OK thanks. So GDB+JIT is a no-go. Not a real problem, as long as it is documented. What was puzzling is that "n" worked a few times, then finally fails with hang. It would be nice that ARAnyM-JIT could detect such situation and display an error message instead of becoming bogus. Something like detecting writes to the TEXT segment after the initial relocation has occured. Or something like that.

When I speak about 100% CPU, I report what is happening during the faulty "n" command. Normally, "n" is very quick as it executes only one instruction. But in the case of the above JIT bug, "n" seems to cause an internal infinite loop.

So regarding to this issue, for now let's just say that GDB and ARAnyM-JIT are incompatible. Use standard non-JIT ARAnyM for debugging. We can live with that.

th-otto commented 10 months ago

What was puzzling is that "n" worked a few times, then finally fails with hang.

That is because aranym first executes the code using emulation, before it gets compiled. During that first runs, the code is analyzed for the compiler.

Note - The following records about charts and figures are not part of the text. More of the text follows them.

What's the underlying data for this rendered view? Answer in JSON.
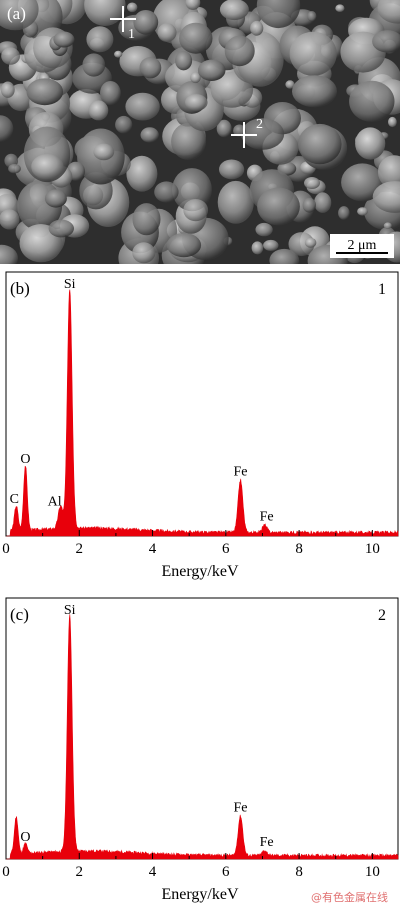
{
  "sem": {
    "panel_label": "(a)",
    "markers": [
      {
        "label": "1"
      },
      {
        "label": "2"
      }
    ],
    "scale_bar": "2 μm"
  },
  "watermark": "@有色金属在线",
  "chart_data": [
    {
      "type": "line",
      "panel_label": "(b)",
      "spectrum_label": "1",
      "xlabel": "Energy/keV",
      "ylabel": "",
      "xlim": [
        0,
        10.7
      ],
      "ylim": [
        0,
        1.0
      ],
      "xticks": [
        0,
        2,
        4,
        6,
        8,
        10
      ],
      "color": "#e8000b",
      "peaks": [
        {
          "x": 0.28,
          "y": 0.1,
          "label": "C"
        },
        {
          "x": 0.53,
          "y": 0.26,
          "label": "O"
        },
        {
          "x": 1.49,
          "y": 0.09,
          "label": "Al"
        },
        {
          "x": 1.74,
          "y": 0.96,
          "label": "Si"
        },
        {
          "x": 6.4,
          "y": 0.21,
          "label": "Fe"
        },
        {
          "x": 7.06,
          "y": 0.03,
          "label": "Fe"
        }
      ]
    },
    {
      "type": "line",
      "panel_label": "(c)",
      "spectrum_label": "2",
      "xlabel": "Energy/keV",
      "ylabel": "",
      "xlim": [
        0,
        10.7
      ],
      "ylim": [
        0,
        1.0
      ],
      "xticks": [
        0,
        2,
        4,
        6,
        8,
        10
      ],
      "color": "#e8000b",
      "peaks": [
        {
          "x": 0.28,
          "y": 0.15,
          "label": ""
        },
        {
          "x": 0.53,
          "y": 0.04,
          "label": "O"
        },
        {
          "x": 1.74,
          "y": 0.96,
          "label": "Si"
        },
        {
          "x": 6.4,
          "y": 0.16,
          "label": "Fe"
        },
        {
          "x": 7.06,
          "y": 0.02,
          "label": "Fe"
        }
      ]
    }
  ]
}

Something like detecting writes to the TEXT segment after the initial relocation has occured

Yes, have to check that. Theoretically, if GDB flushes the instruction cache after setting/removing a breakpoint (which must be done on real hardware anyway), the compiled code should be thrown away by aranym. But it still would not work reliably i think; the compiled code cannot report the exact instruction pc when reaching the breakpoint, and most likely cannot continue when gdb re-inserts the original instruction.

Would also be interesting to check whether GDB works with the new QEMU based emulator.

th-otto commented 6 months ago

A few more thoughts about that:

There is already an existing NF_CONFIG feature, that allows to disable/enable JIT mode. There are several possibilities to use this:
- we could add a patch to gdb to use this, prior to loading or starting the program
- we could add a patch to the mint kernel, that invokes this when a program is going to be traced.
- you could call an external tool that makes use of that feature (such a tool exists already)
The GUI of aranym could be changed so you can disable JIT without having to restart aranym
The JIT compiler of aranym could be changed to check the TRACE flag in the status register, and fall back to CPU emulation

I would actually prefer the last, but it might need some work. Big advantage: JIT could be disabled only while tracing the program, but be enabled for the rest of the system. I recently tried to debug scummvm, which needs to load & process ~190MB of debug info, and that is a real pain even on aranym without JIT

mikrosk commented 6 months ago

I'm also in favour of the last option, it sounds most bullet-proof to me.

th-otto commented 6 months ago

Problem with that is, that it might not be sufficient. If you just set a breakpoint, then the program will be run without the trace flag being set. Aranym would also have to catch the case that the breakpoint instruction is written to the code, and i have currently no idea how to achieve that cleanly.